Brewer's: Parliament

“My Lord Coke tells us Parliament is derived from `parler le ment' (to speak one's mind). He might as honestly have taught us that firmament is `firma mentis' (a farm for the mind) or `fundament' the bottom of the mind.” —Rymer: On Parliaments.

The Addled Parliament (between April 5th, 1614, and June 7th, 1615); so called because it remonstrated with the king on his levying “benevolences,” but passed no acts.

The Barebone Parliament.
The Parliament convened July 4th, 1653; overridden by Praise-God Barebone. The Black Parliament. Held by Henry VIII. in Bridewell.

The Club Parliament.
(See Parliament Of Bats.)

The Convention Parliament.
Two Parliaments were so called; one in 1660, because it was not held by the order of the king, but was convened by General Monk; the second was convened January 22nd, 1689, to confer the crown on William and Mary.

The Devil's Parliament.
The Parliament convened at Coventry by Henry VI., in 1459, which passed attainders on the Duke of York and his supporters.

The Drunken Parliament.
The Parliament assembled at Edinburgh, January 1st, 1661, of which Burnet says the members “were almost perpetually drunk.”

The Good Parliament
(1376, in the reign of Edward III., while the Black Prince was still alive). So called from the severity with which it pursued the unpopular party of the Duke of Lancaster.

Grattan's Parliament
(1782-1801). In 1782 Grattan moved the “Declaration of Rights,” repudiating the right of the British Parliament to interfere in the government of Ireland. Pitt pronounced the Parliament unworkable.

The Illiterate
or Lack-learning Parliament. (See Unlearned Parliament.) The Little Parliament. Same as “the Barebone Parliament” (q.v.).

The Long Parliament
sat 12 years and 5 months, from November 2nd, 1640, to April 20th, 1653, when it was dissolved by Cromwell; but a fragment of it, called “The Rump,” continued till the Restoration, in 1660.

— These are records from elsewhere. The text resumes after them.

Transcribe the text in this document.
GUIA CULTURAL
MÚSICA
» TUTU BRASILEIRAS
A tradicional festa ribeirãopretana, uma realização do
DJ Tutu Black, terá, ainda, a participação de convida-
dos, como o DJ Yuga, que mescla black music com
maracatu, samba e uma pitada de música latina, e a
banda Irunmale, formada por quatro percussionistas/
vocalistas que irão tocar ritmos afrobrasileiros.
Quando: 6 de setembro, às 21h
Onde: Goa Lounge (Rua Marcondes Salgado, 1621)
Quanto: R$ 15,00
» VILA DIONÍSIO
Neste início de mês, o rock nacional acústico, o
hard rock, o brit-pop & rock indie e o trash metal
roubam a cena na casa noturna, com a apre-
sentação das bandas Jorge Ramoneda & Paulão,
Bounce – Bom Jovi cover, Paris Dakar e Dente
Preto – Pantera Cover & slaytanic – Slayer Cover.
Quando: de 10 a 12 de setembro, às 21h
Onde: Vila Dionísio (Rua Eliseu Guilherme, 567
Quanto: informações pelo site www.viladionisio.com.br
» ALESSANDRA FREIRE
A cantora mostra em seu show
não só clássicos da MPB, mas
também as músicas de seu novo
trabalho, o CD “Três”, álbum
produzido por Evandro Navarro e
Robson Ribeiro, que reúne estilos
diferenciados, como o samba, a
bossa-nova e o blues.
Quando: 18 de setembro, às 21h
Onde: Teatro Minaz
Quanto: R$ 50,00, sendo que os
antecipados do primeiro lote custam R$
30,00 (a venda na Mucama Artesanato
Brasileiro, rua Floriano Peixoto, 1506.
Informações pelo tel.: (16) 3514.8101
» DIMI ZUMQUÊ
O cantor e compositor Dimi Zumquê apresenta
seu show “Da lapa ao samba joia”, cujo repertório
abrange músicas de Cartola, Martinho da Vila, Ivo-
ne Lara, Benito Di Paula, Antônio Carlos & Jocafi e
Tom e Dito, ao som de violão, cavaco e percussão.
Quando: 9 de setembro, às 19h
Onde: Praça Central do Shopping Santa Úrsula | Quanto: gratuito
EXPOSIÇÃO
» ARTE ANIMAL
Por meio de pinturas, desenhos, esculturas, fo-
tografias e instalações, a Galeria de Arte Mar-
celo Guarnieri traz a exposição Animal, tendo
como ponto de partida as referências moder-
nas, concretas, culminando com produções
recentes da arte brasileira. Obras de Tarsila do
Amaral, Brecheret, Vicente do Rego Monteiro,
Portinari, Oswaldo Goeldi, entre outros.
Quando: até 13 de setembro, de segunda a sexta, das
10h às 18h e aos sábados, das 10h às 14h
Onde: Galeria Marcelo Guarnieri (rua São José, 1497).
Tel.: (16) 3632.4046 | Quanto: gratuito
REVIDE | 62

Historian of the Long Parliament.
Thomas May, buried in Westminster Abbey. (1595-1650.) The Med Parliament, in the reign of Henry III. (1258), was so called from its opposition to the king. It insisted on his confirming the Magna Charta, and even appointed twenty-four of its own members, with Simon de Montfort as president, to administer the government.

The Merciless
(or Unmerciful) Parliament (from February 3rd to June 3rd, 1388). A junto of fourteen tools of Thomas, Duke of Gloucester, which assumed royal prerogatives, and attempted to depose Richard II.

The Mongrel Parliament
(1681), held at Oxford, consisting of Whigs and Tories, by whom the Exclusion Bill was passed.

The Pacific Parliament.
A triennial Parliament, dissolved August 8th, 1713. It signed the treaty of peace at Utrecht, after a war of eleven years.

The Pensioner
(or Pensionary) Parliament (from May 8th, 1661, to January 24th, 1678 [i.e. 16 years and 260 days]). It was convened by Charles II., and was called “Pensionary” from the many pensions it granted to the adherents of the king.

The Rump Parliament,
in the Protectorate; so called because it contained the rump or fag-end of the Long Parliament (1659). It was this Parliament that voted the trial of Charles I.

The Running Parliament.
A Scotch Parliament; so called from its constantly being shifted from place to place.

The Unlearned
or Lawless Parliament (Parliamentum Indoctum) (1404). So called by Sir E. Coke, because it contained no lawyer.

The Unmerciful Parliament,
in the reign of Richard II.; so called by the people from its tyrannical proceedings.

The Useless Parliament.
The Parliament convened by Charles I., on June 18th, 1625; adjourned to Oxford, August 1st; and dissolved August 12th; having done nothing but offend the king.

The Wondermaking Parliament.
The same as “The Unmerciful Parliament;” convened February 3rd, 1388. By playing into the hands of the Duke of Gloucester it checkmated the king.